Ingmar Bergman‘s Fanny och Alexander is not just a pretty gilded portrait of a well to do Swedish family, the Ekdahls, who face constant threats towards its dissolution. Interpretations of this movie are boundless, whether we’re looking at it in terms of class, religion, life reflecting art, human fortitude and intentionally terrible child rearing.

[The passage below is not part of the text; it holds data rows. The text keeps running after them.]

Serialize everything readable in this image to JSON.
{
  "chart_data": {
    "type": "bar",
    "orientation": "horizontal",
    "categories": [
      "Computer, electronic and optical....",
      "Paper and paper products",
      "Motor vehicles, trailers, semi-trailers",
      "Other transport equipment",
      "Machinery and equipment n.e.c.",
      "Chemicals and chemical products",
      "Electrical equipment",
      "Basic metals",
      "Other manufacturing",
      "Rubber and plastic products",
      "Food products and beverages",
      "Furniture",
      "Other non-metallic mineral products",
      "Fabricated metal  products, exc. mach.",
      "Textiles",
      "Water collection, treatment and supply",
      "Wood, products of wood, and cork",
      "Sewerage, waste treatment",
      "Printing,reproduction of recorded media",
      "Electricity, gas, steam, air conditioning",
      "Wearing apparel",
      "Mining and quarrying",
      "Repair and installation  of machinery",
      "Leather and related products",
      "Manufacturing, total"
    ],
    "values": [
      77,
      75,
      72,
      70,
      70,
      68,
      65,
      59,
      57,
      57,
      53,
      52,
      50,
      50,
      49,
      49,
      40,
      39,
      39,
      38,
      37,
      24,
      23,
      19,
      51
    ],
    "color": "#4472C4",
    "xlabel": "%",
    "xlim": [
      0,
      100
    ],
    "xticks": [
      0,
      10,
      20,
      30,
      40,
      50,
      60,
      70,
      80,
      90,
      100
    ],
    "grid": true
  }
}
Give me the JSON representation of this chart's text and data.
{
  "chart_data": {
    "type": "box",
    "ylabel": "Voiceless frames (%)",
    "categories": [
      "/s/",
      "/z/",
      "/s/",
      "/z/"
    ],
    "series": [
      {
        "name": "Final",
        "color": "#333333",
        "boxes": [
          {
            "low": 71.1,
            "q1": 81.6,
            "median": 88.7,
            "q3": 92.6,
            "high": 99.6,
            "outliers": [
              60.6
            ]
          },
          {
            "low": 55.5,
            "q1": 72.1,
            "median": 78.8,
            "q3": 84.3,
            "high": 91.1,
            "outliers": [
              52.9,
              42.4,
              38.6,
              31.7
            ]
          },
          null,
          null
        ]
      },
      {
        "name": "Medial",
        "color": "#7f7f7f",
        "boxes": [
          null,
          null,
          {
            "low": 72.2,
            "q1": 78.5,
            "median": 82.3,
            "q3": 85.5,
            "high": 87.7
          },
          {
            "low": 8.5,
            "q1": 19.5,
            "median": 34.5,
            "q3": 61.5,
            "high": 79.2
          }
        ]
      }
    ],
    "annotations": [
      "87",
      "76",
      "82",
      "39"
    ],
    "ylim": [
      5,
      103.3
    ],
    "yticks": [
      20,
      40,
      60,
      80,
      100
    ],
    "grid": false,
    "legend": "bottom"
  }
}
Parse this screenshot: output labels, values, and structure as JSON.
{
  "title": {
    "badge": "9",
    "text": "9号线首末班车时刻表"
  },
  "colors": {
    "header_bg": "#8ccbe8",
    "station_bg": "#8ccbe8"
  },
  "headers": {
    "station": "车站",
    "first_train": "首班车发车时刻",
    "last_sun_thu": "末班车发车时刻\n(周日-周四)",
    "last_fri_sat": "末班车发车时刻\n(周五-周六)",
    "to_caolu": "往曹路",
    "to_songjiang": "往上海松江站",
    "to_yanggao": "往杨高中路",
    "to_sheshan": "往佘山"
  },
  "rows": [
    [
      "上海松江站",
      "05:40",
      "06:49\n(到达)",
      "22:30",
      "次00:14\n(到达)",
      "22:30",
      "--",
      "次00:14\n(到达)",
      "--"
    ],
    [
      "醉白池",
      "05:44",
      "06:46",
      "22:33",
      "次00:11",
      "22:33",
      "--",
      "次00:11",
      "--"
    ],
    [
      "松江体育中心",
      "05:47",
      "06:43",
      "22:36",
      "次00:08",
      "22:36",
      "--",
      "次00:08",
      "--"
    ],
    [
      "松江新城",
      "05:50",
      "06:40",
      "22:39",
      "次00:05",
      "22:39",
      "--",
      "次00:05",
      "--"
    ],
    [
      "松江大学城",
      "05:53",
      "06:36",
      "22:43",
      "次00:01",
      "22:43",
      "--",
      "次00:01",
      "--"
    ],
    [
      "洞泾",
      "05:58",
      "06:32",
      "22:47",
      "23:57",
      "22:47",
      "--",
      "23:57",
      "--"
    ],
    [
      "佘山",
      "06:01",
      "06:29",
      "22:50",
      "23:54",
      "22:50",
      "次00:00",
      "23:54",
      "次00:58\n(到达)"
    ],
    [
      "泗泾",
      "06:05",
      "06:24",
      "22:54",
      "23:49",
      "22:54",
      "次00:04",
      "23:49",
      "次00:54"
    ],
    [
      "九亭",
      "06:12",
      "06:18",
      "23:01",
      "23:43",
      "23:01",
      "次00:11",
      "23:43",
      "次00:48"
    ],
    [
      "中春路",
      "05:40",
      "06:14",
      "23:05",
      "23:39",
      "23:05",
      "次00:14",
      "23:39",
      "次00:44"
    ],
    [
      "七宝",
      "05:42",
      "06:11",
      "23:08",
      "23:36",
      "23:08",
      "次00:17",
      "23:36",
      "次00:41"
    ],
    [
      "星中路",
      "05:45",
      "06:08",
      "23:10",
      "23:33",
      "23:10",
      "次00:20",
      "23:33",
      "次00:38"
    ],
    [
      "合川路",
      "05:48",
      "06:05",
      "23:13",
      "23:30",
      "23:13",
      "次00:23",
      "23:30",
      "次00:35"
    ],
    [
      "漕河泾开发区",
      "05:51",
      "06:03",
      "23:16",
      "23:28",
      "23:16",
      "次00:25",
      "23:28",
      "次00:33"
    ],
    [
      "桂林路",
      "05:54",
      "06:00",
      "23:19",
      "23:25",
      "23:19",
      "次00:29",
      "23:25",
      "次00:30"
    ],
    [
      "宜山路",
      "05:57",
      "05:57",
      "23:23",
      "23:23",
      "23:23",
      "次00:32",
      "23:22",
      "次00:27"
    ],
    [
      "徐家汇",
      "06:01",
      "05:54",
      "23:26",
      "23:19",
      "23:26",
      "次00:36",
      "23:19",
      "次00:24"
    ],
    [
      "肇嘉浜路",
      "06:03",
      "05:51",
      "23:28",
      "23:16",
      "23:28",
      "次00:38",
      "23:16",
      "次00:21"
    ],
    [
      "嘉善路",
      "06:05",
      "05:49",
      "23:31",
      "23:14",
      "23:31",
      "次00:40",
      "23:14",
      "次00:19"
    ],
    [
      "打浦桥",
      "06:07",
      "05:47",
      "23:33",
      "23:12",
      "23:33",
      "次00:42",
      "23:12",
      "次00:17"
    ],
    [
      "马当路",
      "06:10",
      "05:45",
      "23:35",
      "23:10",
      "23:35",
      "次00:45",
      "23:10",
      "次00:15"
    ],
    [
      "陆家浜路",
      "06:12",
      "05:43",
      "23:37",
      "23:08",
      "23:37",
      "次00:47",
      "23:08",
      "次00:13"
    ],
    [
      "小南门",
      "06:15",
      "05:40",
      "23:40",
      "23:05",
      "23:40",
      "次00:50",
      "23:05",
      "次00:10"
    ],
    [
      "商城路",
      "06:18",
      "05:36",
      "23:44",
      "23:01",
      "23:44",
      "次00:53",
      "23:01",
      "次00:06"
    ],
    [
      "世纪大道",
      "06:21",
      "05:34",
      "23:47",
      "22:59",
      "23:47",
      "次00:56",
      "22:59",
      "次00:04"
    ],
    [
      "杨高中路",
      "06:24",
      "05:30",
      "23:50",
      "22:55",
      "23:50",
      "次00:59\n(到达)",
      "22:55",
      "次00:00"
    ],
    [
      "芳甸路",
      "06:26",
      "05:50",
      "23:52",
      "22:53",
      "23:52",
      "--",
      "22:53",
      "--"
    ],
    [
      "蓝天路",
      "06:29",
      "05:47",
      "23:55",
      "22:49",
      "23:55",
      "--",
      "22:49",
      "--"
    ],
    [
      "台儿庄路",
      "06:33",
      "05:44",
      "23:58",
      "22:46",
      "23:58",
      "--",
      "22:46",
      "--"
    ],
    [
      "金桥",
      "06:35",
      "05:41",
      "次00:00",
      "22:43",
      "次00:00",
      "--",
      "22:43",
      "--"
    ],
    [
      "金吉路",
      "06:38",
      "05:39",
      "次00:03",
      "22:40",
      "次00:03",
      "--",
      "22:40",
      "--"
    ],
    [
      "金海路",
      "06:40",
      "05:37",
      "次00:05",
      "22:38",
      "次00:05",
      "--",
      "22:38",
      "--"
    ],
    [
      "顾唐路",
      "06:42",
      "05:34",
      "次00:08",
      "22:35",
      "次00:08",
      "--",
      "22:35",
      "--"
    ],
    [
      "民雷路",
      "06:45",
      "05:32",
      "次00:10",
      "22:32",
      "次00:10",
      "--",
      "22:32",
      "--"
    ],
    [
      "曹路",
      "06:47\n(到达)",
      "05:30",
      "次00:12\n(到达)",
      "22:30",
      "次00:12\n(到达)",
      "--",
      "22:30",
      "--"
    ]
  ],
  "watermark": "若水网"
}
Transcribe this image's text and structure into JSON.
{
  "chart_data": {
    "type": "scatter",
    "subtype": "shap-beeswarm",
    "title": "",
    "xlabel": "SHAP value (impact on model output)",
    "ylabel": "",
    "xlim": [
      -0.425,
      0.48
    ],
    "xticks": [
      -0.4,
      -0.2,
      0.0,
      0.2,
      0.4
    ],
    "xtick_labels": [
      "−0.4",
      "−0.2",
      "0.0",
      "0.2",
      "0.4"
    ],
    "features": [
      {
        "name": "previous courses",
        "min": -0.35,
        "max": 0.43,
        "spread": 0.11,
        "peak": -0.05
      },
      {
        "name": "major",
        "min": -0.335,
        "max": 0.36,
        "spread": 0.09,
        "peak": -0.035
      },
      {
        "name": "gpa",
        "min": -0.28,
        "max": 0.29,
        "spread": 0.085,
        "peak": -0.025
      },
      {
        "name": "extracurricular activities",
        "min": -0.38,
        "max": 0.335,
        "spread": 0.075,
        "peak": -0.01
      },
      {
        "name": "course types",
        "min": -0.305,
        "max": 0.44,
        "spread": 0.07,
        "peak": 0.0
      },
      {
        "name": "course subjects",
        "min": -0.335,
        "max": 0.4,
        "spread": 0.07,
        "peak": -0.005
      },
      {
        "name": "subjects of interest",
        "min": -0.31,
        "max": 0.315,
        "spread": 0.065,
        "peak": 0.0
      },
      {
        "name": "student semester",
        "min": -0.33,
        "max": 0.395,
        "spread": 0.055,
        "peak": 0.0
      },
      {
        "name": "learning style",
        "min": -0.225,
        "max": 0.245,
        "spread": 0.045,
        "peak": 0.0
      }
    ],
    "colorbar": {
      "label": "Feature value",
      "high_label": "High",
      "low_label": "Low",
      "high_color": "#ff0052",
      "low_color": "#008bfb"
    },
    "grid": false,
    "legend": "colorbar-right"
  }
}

I also see the widowed actress Emilie Ekdahl’s (Ewa Froeling) second marriage to Bishop Edvard Vergerus (Jan Malmsjo) and their inevitably toxic relationship as a metaphor for the austere nature of mourning.
Critics have applauded the film’s lack of neuroses but let’s be tools and look at it in that perspective anyway. Besides, this is about Emilie’s son Alexander’s (Bertil Guve) childhood and the events in that stage of his life will be the one he would most likely recall as a functioning yet fractured adult would. The spirit of Alexander’s father Oscar first appears while playing the piano and seems to rest after he gives his son advice. What haunts me the most is when Edvard visits Alexander. As if by helping killing Edvard off – there’s a part of me that wants that scene remade so that I can see what Jessica Chastain, who so really needs more work, can do as Ishmael, Alexander’s mystical ally – Alexander replaces his father with his strict stepfather. ‘The horrible, dirty life engulfs us’ as Alexander’s grandmother Helene says as she wipes her tears and leans on her Jewish paramour Isak Jacobi (Erland Josephson). But the Ekdahls are a well-natured bunch and their happy moments cushion the movie’s scary message.